I felt the sensation begin in my toes and build
until my eyes began to glow. But I couldn’t even bring myself to
make them flash—I’d tried and failed too many times, with too many
men. There was no connection between us, no warmth. I looked at him
the way a wolf looks at a rabbit.

My body became engulfed in a dim
moonlit glow caused by millions of tiny fingers of energy dancing
from my skin in anticipation, eagerly searching for a connection
that would allow the power to flow. “Whoaaa,” he said from the
dark.
Yeah, yeah, tell me something I
haven’t heard before
, I thought, trying to
drown out the insignificant, irritating sound of his voice. When I
got on the bed and straddled him, the moonlight glow instantly
disappeared.


Don’t worry Tex, this won’t hurt a
bit.”.

Chapter
25

The Trail Leads to the Eastern
European Jungle

My Pub Crawler avatar, a fellow built like
Grecian god, was now staggering, then dropped to all fours,
crawling toward Skelly’s. It was no use. I watched in horror as his
blood alcohol level tripped the limit and he smiled and then rolled
over into the gutter, with Skelly’s—and the B.I.B.—a mere two
minutes’ stagger away.

I had been playing Pub Crawler for an hour now,
in a concerted effort to keep from doing anything that might better
my life. But now the frustration of being so close to finding the
B.I.B. in the video game and failing had turned me back to real
work.

It was time to recover my old notes on the
other women born during the 1976 Super Bowl from my intricate
filing system—I found them right where I had left them, beside a
stack of unwashed jeans. () It was already getting late at night,
but I convinced myself, with a little help from a bottle of Miner’s
Lite, that I did my best work late, drunk, and without the
slightest clue as to how to proceed.

I fumbled through the papers, trying to
remember where I had left off before the website and celebrity
status had caused me to drop them like a blind roofer. Jennifer
Lowe’s name had an X beside it, which told me how perceptive I had
been. Rebecca also had an X. Of the fourteen or so names, eight
were either X’d or had moved away. So I began an Internet search,
just as I had done on Jennifer Lowe, checking public
records.

I chugged my Miner’s and got down to business.
The next searches opened even my blurry eyes.
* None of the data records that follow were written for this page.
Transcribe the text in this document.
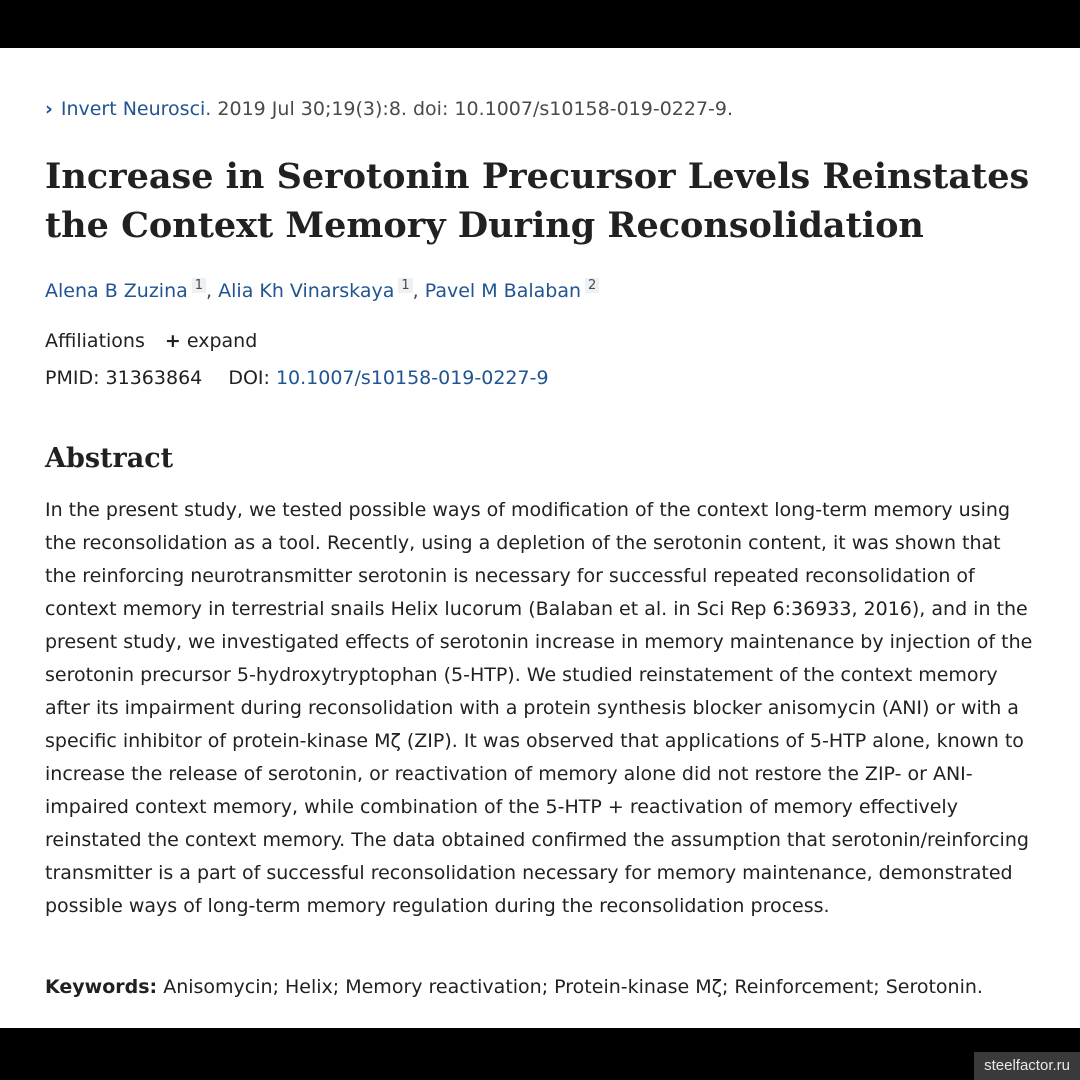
› Invert Neurosci. 2019 Jul 30;19(3):8. doi: 10.1007/s10158-019-0227-9.
Increase in Serotonin Precursor Levels Reinstates the Context Memory During Reconsolidation
Alena B Zuzina 1 , Alia Kh Vinarskaya 1 , Pavel M Balaban 2
Affiliations + expand
PMID: 31363864 DOI: 10.1007/s10158-019-0227-9
Abstract

In the present study, we tested possible ways of modification of the context long-term memory using the reconsolidation as a tool. Recently, using a depletion of the serotonin content, it was shown that the reinforcing neurotransmitter serotonin is necessary for successful repeated reconsolidation of context memory in terrestrial snails Helix lucorum (Balaban et al. in Sci Rep 6:36933, 2016), and in the present study, we investigated effects of serotonin increase in memory maintenance by injection of the serotonin precursor 5-hydroxytryptophan (5-HTP). We studied reinstatement of the context memory after its impairment during reconsolidation with a protein synthesis blocker anisomycin (ANI) or with a specific inhibitor of protein-kinase Mζ (ZIP). It was observed that applications of 5-HTP alone, known to increase the release of serotonin, or reactivation of memory alone did not restore the ZIP- or ANI-impaired context memory, while combination of the 5-HTP + reactivation of memory effectively reinstated the context memory. The data obtained confirmed the assumption that serotonin/reinforcing transmitter is a part of successful reconsolidation necessary for memory maintenance, demonstrated possible ways of long-term memory regulation during the reconsolidation process.

Keywords: Anisomycin; Helix; Memory reactivation; Protein-kinase Mζ; Reinforcement; Serotonin.
steelfactor.ru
Both, including one
that was the second closest born to Dr. Jones’s magical halftime,
blinked up on my screen as deceased. When I began checking
newspaper articles and obits, my eyes widened yet again. They had
died accidental deaths within six days of one another; one died in
a car crash and the other in a bizarre cycling accident. Could it
have been a coincidence—two relatively young women, out of a group
of just fourteen, dying within a few days of each other? I followed
the leads as far as they would go, making notes, and bookmarking
sites where I had found pictures and other relevant info. It was a
long, time-consuming effort.

Of the final four women, three showed up
married—one in Washington, another in California. The third married
woman was living in town, though she had clearly made some efforts
to conceal her contact information. But the final Super Born was
not even trying to hide, as her listing showed an address and
phone. By then, though, my mind was too unfocused to go on. The
time at the bottom of my glowing computer screen read 5:32. At
first, that seemed weird, but then the light coming in from the
windows made it clear: 5:32 a…m. Shit, I was right. I did do my
best work late and drunk. Who knew?

But when I got to bed I couldn’t sleep. I just
stared at an empty spot on the wall, thinking of the blond from the
bar An hour later, the spot hadn’t moved, and I still felt my blood
racing. No deep breathing or reasoning quieted the anxiety. All I
had of her was the image of her at O’Malley’s and the photo of her
at Skelly’s; both played over and over in my mind (minus the part
where she had spoken to me and I’d been unable to respond,
naturally). Then I thought of her words on the website the night
before, how I had almost exposed her. I could feel the veins in my
neck pumping rapidly, uncontrollably.